As air passes over these coils, heat is transferred down the temperature gradient from the air to the coils.
Once again, the colder air holds less water, so the moisture condenses out and is collected in a tank.
Regardless of whether the dryer is a condenser or a heat pump model, the water container needs to be emptied as regularly as required by the exact dryer model, but after each load is a safe bet.
Some ventless dryers come with the option of connecting a drainage hose. Then, instead of the condensed water collecting in the tank, it is drained out directly into a drainage pipe, drain, laundry sink, or whatever else you have available.
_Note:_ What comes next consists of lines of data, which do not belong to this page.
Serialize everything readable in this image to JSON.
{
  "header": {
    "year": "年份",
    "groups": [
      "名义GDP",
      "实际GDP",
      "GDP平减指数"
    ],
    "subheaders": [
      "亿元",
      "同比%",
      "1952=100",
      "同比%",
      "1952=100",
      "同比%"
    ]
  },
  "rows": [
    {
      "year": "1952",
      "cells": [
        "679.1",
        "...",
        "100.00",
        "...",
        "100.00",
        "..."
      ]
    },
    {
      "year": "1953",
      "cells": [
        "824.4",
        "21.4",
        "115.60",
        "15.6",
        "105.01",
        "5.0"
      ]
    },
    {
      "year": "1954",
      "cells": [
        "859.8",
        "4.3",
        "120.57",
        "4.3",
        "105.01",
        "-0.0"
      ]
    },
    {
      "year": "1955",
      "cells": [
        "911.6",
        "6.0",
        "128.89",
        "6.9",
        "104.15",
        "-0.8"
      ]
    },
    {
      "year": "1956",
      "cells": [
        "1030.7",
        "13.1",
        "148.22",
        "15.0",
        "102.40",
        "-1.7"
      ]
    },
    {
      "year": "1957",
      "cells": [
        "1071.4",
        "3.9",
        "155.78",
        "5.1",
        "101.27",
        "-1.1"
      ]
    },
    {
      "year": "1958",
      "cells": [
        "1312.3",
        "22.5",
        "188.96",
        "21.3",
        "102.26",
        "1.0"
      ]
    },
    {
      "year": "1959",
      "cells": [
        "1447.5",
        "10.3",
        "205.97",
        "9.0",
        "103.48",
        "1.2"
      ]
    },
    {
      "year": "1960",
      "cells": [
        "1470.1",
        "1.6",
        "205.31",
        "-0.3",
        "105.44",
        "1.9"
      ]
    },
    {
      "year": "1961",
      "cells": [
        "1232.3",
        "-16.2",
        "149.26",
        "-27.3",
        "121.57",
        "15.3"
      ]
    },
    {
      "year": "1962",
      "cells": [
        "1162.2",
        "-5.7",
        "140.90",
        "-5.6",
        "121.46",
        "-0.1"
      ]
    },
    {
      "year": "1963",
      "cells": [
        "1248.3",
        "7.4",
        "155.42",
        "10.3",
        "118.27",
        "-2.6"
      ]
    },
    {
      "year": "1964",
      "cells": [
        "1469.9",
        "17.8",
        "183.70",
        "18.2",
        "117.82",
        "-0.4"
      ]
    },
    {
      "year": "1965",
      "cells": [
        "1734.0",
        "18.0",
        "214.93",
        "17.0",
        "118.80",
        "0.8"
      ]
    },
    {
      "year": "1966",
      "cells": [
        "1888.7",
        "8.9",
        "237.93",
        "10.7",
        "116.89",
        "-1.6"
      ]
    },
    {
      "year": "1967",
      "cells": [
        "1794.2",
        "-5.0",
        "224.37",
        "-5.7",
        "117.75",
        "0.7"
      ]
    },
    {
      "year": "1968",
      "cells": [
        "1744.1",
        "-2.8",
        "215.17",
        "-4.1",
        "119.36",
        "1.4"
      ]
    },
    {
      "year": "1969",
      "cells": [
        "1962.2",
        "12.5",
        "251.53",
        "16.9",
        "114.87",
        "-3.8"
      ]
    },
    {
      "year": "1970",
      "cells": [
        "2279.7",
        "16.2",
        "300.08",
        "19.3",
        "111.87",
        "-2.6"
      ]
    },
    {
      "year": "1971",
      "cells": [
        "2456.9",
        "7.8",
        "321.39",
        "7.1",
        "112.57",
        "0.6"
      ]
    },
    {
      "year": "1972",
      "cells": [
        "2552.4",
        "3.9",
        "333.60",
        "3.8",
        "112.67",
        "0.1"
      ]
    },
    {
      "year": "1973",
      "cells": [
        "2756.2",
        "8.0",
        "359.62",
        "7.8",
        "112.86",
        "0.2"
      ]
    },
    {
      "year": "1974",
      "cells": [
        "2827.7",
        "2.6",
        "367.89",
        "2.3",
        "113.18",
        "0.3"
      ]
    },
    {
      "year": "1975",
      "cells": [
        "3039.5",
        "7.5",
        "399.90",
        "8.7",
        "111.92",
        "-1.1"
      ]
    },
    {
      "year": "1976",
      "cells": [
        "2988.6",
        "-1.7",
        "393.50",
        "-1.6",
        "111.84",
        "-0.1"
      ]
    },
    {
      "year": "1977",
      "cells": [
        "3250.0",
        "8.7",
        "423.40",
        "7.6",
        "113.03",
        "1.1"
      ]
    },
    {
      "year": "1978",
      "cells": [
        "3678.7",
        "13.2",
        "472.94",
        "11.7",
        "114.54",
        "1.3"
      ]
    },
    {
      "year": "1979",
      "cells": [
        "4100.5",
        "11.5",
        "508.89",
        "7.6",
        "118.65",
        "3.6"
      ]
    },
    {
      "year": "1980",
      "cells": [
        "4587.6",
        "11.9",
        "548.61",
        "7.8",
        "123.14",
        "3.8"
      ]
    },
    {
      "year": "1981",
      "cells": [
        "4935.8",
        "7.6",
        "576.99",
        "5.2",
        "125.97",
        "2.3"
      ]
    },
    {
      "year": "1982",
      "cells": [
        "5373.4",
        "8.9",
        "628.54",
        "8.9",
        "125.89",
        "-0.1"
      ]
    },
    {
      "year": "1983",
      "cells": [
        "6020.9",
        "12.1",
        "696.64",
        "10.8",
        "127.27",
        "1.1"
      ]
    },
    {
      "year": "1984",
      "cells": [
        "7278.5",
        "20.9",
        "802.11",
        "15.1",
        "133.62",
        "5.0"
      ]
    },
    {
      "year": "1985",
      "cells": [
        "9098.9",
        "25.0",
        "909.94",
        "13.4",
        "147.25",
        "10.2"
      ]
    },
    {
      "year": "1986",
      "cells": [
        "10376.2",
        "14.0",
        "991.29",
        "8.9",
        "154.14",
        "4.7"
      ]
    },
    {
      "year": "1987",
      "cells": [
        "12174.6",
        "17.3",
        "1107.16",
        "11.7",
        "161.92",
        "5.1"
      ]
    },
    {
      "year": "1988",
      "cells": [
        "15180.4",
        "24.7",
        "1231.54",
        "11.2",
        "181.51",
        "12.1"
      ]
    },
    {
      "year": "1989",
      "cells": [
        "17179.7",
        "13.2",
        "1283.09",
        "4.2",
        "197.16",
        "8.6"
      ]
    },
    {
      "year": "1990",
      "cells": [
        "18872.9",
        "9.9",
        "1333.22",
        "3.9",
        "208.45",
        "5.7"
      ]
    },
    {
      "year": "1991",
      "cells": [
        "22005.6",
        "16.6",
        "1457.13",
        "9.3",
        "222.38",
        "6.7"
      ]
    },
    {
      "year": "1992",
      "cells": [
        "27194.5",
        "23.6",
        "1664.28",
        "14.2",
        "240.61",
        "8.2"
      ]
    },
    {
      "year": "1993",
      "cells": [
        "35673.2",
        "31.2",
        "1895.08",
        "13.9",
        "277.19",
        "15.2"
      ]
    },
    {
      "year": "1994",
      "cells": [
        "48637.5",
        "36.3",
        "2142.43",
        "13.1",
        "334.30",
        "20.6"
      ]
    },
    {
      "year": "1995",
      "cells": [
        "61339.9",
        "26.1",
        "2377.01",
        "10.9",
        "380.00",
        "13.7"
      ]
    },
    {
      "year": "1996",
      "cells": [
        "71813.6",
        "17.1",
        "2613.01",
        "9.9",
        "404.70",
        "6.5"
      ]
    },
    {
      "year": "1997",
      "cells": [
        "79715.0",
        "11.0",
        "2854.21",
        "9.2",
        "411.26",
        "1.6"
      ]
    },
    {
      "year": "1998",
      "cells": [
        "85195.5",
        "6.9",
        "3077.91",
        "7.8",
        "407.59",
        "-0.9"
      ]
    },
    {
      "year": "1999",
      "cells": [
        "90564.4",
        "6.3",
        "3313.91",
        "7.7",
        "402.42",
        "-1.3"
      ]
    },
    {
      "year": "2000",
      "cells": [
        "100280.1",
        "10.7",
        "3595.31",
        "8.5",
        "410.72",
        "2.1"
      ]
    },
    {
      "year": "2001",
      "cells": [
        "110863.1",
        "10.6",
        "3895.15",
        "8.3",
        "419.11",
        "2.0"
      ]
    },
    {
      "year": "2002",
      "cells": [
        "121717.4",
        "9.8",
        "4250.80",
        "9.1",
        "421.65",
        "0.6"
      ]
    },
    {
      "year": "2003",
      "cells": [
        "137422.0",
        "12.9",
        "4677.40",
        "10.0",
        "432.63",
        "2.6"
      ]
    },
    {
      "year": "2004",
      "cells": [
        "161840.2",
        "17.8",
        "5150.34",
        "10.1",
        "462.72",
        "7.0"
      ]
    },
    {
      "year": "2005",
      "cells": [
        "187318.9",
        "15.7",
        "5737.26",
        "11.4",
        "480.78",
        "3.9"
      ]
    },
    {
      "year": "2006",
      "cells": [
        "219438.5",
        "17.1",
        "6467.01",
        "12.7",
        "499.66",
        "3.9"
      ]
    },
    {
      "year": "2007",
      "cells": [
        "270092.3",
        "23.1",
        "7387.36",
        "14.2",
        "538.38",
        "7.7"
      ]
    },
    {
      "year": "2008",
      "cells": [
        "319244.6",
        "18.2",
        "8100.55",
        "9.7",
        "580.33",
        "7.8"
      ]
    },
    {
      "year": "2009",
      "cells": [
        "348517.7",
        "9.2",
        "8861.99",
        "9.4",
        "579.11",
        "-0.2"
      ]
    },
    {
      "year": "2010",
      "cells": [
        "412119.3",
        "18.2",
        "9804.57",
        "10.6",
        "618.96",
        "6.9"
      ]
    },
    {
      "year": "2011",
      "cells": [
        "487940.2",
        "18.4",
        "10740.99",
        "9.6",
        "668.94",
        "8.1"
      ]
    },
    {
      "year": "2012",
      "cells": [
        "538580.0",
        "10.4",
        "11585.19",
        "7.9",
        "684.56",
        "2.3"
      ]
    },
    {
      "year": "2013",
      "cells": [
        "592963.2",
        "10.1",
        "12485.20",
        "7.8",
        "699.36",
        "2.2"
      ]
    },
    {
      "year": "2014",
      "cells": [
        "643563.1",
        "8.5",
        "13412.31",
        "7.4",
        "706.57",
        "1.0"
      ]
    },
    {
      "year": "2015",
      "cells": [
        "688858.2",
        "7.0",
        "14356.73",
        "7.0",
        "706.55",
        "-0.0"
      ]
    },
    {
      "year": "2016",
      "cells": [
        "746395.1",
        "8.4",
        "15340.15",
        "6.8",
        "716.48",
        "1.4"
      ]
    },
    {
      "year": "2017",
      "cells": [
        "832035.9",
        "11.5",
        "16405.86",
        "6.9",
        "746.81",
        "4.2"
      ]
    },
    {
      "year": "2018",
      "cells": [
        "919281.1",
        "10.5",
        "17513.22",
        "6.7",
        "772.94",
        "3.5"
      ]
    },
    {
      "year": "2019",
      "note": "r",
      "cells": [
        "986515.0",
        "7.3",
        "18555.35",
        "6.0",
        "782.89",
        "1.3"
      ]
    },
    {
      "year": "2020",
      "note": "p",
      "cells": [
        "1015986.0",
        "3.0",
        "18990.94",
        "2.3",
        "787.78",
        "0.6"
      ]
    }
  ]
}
Air is Re-heated and Enters Drum Again
The cooled air in a ventless dryer is not just released and more pulled in from the room. Vented dryers constantly pull new air in from the room in which they are installed. This is bad for the energy efficiency of your HVAC system, which has a hard time trying to maintain the indoor environment.
Instead, ventless dryers contribute to a more energy-efficient home by simply reusing the cooled air in the condenser. This air passes back over the heating element or compressor coils in a condenser and heat pump dryer, respectively.
From here, the whole process repeats until the laundry is dried.
Cycle Ends and Air Released
When the fabrics are completely dry, the air leaves the drum for the last time. It also passes into the condenser one last time.